Boson sampling beyond the dilute regime: second moments and anti-concentration

TL;DR

This paper advances the understanding of boson sampling's output statistics beyond the dilute regime, providing new analytical tools and demonstrating anti-concentration properties crucial for quantum advantage proofs.

Contribution

It introduces representation-theoretic methods to derive second moments and anti-concentration results for boson sampling in regimes of experimental interest.

Findings

Derived closed-form expressions for second moments of bosonic observables.

Established anti-concentration of output probabilities beyond the dilute regime.
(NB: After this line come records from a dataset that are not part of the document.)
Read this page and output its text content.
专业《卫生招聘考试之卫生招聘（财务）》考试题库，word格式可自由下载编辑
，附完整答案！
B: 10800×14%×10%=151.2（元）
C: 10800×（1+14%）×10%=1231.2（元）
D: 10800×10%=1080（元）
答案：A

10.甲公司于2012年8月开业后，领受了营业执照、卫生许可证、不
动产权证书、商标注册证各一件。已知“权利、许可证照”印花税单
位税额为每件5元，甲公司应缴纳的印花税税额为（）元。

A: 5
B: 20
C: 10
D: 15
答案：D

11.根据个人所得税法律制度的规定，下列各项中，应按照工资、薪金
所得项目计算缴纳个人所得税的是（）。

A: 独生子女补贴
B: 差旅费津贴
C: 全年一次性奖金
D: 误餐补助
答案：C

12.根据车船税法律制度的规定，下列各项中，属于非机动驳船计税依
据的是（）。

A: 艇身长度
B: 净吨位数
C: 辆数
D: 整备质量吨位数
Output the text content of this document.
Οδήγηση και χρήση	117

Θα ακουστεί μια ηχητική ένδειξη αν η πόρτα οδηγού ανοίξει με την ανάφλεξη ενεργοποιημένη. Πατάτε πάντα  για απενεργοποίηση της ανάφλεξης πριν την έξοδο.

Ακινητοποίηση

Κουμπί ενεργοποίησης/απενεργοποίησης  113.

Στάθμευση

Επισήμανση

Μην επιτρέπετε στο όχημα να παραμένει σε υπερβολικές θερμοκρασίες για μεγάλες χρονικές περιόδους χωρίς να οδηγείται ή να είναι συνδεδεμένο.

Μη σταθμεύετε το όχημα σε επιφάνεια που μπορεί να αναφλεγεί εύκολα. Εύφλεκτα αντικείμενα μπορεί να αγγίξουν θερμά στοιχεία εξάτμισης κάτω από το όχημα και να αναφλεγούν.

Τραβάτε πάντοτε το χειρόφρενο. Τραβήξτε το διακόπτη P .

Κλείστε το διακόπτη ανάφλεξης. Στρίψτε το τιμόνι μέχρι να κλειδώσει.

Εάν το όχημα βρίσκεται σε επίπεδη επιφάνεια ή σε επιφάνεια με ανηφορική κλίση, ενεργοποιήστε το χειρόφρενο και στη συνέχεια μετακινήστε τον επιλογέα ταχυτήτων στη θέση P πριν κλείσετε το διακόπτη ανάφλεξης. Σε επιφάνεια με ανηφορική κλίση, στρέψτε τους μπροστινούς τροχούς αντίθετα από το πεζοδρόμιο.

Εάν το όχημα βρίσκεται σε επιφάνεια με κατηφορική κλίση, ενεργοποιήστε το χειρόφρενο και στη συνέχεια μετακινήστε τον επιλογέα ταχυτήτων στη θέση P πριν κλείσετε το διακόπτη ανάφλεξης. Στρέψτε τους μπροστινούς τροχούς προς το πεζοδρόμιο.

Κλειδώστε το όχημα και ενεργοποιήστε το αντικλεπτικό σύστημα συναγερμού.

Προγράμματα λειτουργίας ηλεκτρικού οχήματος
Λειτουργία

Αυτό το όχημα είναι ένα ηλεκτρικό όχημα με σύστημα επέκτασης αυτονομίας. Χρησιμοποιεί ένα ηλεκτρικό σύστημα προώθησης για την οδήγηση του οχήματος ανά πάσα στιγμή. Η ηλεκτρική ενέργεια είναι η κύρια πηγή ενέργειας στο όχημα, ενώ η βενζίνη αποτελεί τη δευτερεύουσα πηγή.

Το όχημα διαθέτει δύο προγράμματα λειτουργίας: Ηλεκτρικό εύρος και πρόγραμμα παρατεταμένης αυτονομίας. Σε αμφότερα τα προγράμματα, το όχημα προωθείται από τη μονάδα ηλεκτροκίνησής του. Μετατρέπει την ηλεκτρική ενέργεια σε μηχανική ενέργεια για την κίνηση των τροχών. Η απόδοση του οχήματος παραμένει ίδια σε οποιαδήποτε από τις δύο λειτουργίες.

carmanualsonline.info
Strengthened complexity-theoretic hardness guarantees for boson sampling.

Abstract

Boson sampling is a leading candidate for demonstrating quantum advantage in photonic systems. Despite significant experimental and theoretical progress, a characterization of its output statistics remains incomplete. This is especially true beyond the dilute regime, where photon collisions and bunching become significant. The associated saturated regime, characterized by mode number growing linearly with photon number, or more generally sub-quadratically, is precisely the regime of greatest experimental interest. As a consequence, anti-concentration of the output distribution--a key ingredient in hardness arguments--remains poorly understood in boson sampling. In this work, we leverage representation-theoretic tools to address this gap, obtaining closed-form expressions for second moments of generic particle-number-preserving bosonic observables. We express these quantities in terms of Hilbert-Schmidt norms of projections onto irreducible components of the operator space and show that these projection norms admit compact analytical expressions by exploiting the underlying symmetry structure. Focusing on Fock state output probabilities, we further establish anti-concentration beyond the dilute regime. Together with recent complexity-theoretic results, our findings strengthen hardness guarantees for boson sampling in experimentally interesting settings.